Markets Looking Past COVID-19
Markets are already looking past the next two quarters as evidenced by the lack of (additional) selling pressure on companies cutting estimates and pulling forward guidance. During these times, investors have an opportunity to be selective in picking bargains during the waves of panic selling. Not only is Avis Budget Group the top player in the industry, they solidified their dominance as evidenced by the poor results reported by distant peer Hertz Global (NYSE: HTZ). As coronavirus containment and peaks materialize, economies will start to function again. Dominant industry leaders may further galvanize their lead as commerce resumes.

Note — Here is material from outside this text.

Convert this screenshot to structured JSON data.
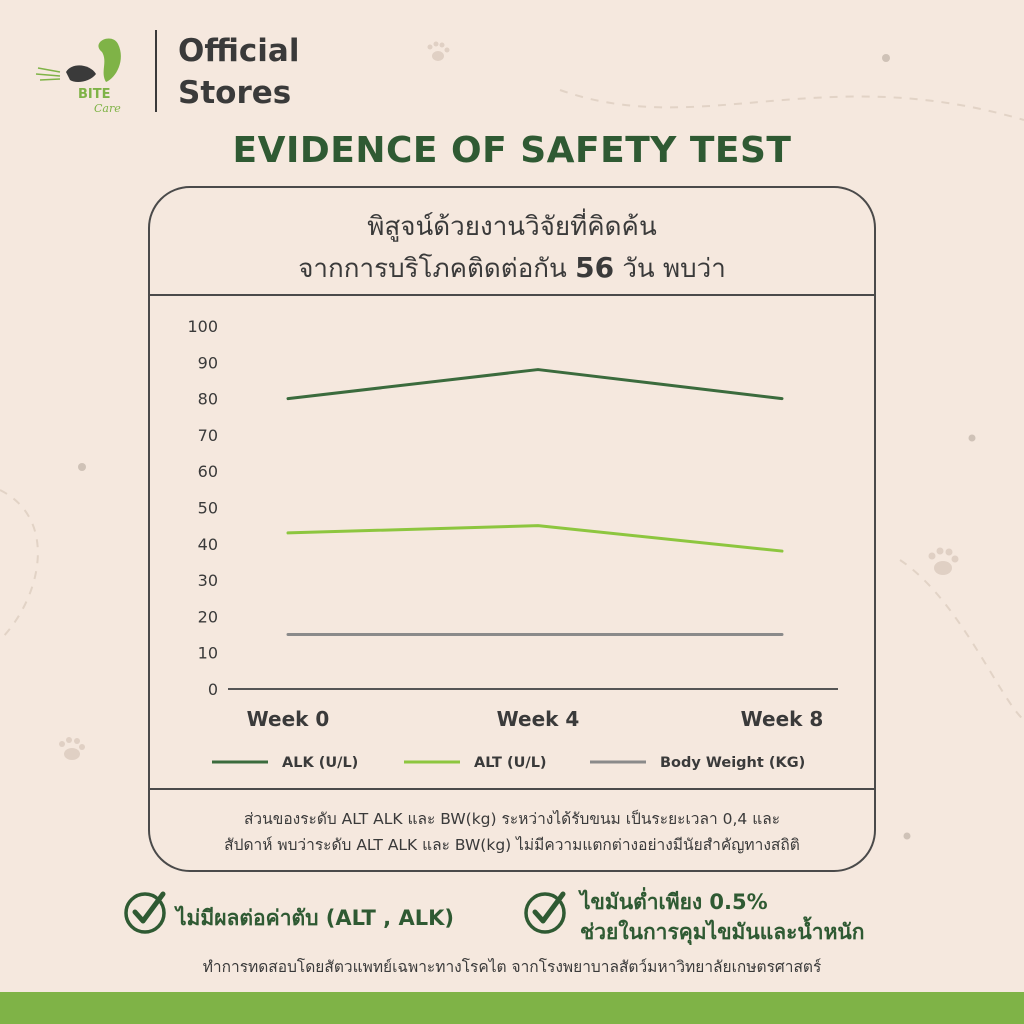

However, markets are always forward-looking and the opportunity for bargains will be long gone as stability and transparency forms.
CAR Versus HTZ
With two major players in the automobile rental industry, CAR is trading at a bargain compared to HTZ. At $17.72 per share, CAR trades at a forward price/earnings (P/E) of just 5.83 with a price/sales ratio of 0.14. Unlike competitor HTZ, CAR is profitable generating $302 million in operating profits with 3.29 percent net margins compared to HTZ (-$58) million net losses for FY 2019. CAR demonstrated superior fleet management in 2019 as they unloaded 85 percent of vehicles by end of the third quarter enabling greater capitalization of residual values. This possible through alternate higher margin channel sales hitting another record of 73 percent and 83 percent though non-auction channels for November and December 2019. CAR is growing the direct-to-consumer channels on location and Ultimate Test Drive, online vehicle sales platform.
Opportunistic Buy Levels
Since CAR shares have rebounded over 300 percent off its lows of $6.35, its prudent not to chase entries. Using the rifle charts on wider time frames to lay out the playing field suitable for swing traders and investors. The weekly stochastic is still falling, but the daily has formed a stochastic mini pup up through the 20-band. Rather than chase, its best to await pullbacks while the weekly stochastic is still falling. The bargain level entries are at the $15.29 Fibonacci (fib) level followed by the $12.18 fib and daily market structure low (MSL) buy trigger level and the ultimate bargain area entry is the $10.25 weekly lower Bollinger Bands (BBs). Since the bounce off the lows has already happened, its best to watch for pullbacks to the opportunistic levels. There is a possibility that CAR will test the weekly 5-period MA at the $20.71 fib first before pulling back. Always make sure to game plan your trade well in advance. The next earnings report is due out April 29, 2020.